Se no 1.º ciclo do ensino básico houve um crescimento de alunos, na pré-primária, que funciona mesmo ao lado da escola, a história é um pouco diferente. Pela primeira vez, nos últimos anos, saíram crianças (as seis que forçaram a duplicação da turma) e não entrou nenhuma. A situação não é preocupante, garante a educadora Ermelinda Fernandes. "Palaçoulo é uma aldeia em desenvolvimento", diz. Dentro de três ou quatro anos, o jardim infantil , agora com meia dúzia de meninos, voltará a atingir o número de "12 ou 13 crianças".
Palaçoulo com tecnologia ao nível da indústria alemã
Trabalho. Empresas familiares passam fronteiras e travam despovoamento
Chamam-lhe o "oásis" no meio da desertificação transmontana. Na aldeia de Palaçoulo, terra de fabricantes de pipas , facas e canivetes, não há desemprego. A agricultura, outrora a principal actividade, está em declínio, mas as indústrias locais, todas elas familiares, sustêm o despovoamento.
A família Gonçalves tem um século de experiência na arte de tanoaria. Da pequena oficina artesanal, passou a fábrica com a mais moderna tecnologia, que exporta "80 a 90 %" da sua produção". As pipas aqui produzidas destinam-se, refere José Gonçalves, a mercados como o dos Estados Unidos, Austrália, Nova Zelândia, França, Chile e Argentina.
A tanoaria da família Gonçalves dá emprego a 42 pessoas. O volume anual de negócios ronda os 5 milhões de euros. "Não é nada do outro mundo", refere José Gonçalves, jovem empresário, que ajudou à duplicação da turma da escola do ensino básico: um filho entrou agora para o 1.º ano, tem outro na pré-primária. "Não é nada do outro mundo, porque estamos numa aldeia. E se dizem que isto é um oásis, o que nos cerca, toda a região transmontana, é um deserto!"
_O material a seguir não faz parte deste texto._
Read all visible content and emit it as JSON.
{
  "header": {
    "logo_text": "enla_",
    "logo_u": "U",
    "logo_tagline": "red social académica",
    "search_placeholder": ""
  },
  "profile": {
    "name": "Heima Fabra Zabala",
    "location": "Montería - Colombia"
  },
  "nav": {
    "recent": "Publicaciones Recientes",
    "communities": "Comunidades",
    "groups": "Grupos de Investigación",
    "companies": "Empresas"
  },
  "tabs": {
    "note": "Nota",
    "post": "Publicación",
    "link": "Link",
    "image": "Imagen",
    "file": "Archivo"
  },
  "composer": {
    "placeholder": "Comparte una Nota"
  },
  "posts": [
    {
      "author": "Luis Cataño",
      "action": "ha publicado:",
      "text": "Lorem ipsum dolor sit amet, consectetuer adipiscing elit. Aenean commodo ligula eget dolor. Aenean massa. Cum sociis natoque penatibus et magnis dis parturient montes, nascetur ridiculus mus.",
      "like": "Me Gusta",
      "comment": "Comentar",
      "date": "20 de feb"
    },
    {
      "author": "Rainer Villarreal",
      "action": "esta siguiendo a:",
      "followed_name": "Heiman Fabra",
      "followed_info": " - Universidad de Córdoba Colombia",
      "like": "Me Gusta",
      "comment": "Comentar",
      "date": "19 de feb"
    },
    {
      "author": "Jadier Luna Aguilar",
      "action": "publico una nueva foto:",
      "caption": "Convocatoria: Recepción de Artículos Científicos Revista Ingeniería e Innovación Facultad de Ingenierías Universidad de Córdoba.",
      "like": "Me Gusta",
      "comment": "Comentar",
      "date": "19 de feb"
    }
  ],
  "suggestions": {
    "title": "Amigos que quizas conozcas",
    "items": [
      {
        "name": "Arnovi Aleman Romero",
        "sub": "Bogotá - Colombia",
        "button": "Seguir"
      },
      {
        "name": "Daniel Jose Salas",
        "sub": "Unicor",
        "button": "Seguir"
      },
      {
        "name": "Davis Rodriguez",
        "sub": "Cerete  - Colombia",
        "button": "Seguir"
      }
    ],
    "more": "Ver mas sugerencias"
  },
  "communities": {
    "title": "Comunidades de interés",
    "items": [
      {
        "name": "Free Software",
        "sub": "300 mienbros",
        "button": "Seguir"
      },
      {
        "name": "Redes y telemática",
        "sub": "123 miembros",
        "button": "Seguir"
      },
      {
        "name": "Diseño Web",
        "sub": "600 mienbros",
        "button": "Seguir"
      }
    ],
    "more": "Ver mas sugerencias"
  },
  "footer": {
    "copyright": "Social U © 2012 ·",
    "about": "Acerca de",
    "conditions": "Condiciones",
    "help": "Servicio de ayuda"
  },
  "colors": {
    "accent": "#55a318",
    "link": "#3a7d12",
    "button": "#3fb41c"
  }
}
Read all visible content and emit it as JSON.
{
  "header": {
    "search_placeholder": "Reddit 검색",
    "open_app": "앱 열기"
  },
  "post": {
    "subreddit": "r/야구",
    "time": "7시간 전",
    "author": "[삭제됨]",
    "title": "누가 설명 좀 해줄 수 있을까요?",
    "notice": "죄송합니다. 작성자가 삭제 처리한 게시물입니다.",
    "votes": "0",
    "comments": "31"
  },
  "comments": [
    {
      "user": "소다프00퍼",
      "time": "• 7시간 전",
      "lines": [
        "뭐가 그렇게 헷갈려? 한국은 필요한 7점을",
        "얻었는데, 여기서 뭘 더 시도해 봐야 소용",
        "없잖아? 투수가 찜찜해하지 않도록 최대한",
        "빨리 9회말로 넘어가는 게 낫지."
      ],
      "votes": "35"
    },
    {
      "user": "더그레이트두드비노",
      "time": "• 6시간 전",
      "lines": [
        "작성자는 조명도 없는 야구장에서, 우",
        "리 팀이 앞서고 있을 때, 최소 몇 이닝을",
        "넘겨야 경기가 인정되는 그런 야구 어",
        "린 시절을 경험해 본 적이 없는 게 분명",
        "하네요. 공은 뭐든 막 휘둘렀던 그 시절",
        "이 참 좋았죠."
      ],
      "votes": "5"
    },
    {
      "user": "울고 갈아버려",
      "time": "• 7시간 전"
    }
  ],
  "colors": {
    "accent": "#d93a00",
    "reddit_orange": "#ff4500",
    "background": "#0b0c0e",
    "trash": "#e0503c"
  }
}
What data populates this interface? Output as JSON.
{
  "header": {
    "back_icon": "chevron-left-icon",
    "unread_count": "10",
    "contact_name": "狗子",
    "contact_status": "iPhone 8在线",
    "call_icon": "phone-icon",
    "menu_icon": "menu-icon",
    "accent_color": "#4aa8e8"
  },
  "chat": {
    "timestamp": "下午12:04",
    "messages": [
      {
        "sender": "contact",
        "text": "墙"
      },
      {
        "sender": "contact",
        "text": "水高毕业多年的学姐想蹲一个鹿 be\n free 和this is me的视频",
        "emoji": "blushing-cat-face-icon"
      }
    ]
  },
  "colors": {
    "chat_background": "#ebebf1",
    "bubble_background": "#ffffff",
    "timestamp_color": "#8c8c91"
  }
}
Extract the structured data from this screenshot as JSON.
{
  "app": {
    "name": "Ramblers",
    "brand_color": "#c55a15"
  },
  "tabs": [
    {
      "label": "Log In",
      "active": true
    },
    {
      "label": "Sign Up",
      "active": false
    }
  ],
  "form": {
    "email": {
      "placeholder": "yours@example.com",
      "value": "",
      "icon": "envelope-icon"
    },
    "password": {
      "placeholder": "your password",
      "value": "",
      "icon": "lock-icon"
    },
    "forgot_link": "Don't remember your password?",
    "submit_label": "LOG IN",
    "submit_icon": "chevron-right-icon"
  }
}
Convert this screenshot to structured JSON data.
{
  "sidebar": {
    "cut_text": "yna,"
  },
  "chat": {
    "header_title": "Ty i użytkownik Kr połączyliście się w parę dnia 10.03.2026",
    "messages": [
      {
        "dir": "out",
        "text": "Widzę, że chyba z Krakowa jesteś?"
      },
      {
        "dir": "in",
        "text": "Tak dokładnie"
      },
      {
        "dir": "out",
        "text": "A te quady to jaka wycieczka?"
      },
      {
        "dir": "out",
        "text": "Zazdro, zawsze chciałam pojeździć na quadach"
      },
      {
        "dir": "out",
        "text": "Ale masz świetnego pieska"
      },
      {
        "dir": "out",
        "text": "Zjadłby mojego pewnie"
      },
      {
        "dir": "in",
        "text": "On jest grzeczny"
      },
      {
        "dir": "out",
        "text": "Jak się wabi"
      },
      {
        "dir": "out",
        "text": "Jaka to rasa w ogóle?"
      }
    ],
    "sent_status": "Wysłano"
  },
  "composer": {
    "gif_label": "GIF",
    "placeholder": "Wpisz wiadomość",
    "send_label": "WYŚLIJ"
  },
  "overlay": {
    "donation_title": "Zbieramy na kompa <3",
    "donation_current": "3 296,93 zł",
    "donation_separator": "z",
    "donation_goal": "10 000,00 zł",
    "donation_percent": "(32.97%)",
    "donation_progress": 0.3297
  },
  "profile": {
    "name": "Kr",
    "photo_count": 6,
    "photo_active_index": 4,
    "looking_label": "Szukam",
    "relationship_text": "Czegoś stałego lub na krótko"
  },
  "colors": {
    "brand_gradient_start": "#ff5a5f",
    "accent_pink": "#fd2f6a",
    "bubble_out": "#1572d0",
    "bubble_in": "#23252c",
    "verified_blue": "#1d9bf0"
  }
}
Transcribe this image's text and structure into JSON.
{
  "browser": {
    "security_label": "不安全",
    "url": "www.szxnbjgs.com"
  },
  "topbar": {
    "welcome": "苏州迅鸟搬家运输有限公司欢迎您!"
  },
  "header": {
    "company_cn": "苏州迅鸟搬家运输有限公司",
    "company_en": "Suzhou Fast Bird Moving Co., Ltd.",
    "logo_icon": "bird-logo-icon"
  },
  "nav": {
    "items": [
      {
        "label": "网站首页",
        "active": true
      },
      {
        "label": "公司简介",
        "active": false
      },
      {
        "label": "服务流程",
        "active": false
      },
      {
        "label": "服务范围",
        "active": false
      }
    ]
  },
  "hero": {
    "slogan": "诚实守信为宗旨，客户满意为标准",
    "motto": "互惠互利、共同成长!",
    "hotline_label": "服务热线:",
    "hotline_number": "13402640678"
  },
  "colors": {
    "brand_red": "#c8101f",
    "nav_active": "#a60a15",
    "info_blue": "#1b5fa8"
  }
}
Palaçoulo também nos remete para as cutelarias, com grande tradição na aldeia, que fica a cerca de 25 quilómetros de Espanha. Na mais familiar de todas, os três irmãos Pires, que aprenderam a arte com o pai, fizeram em tempos "o maior canivete do mundo". Não saberemos se é ou não o maior de todos. Um coisa é certa, vimos a réplica e tal navalhinha impõe--se: aberta mede quase quatro metros, pesa 122 quilos.
Os irmãos Pires, presença habitual nas principais feiras de artesanato do País, demoraram nove dias a fabricar o gigantesco objecto. Esta casa - aos três irmãos junta-se outro artesão - além dos canivetes, alguns com cabo de chifre de veado ou de dente de javali, fabrica facas, punhais, cutelos e machados.
Com outra dimensão são as duas fábricas de cutelarias: a de José Afonso Martins e a FilMAM. Empregam 40 trabalhadores e disputam mercado além fronteiras. "Temos tecnologia evoluída ao nível dos alemães", diz o sócio gerente da Afonso Martins. Espanha, França, Itália e Angola são alguns dos países para onde são exportadas as cutelarias de Palaçoulo.
Uma das empresas, familiares como todas as outras existentes na aldeia de Trás-os-Montes profundo, tem licenciamento para produzir, desde este ano, canivetes com os símbolos dos três grandes do futebol português: Benfica, Porto e Sporting.
A freguesia de Palaçoulo tem 700 habitantes. O presidente da junta, José Augusto Ramos, deseja preservar a memória da agricultura tradicional da sua agora industrializada aldeia. Um particular ofereceu-lhe o espólio, fruto de recolhas de anos. Falta o espaço para o museu.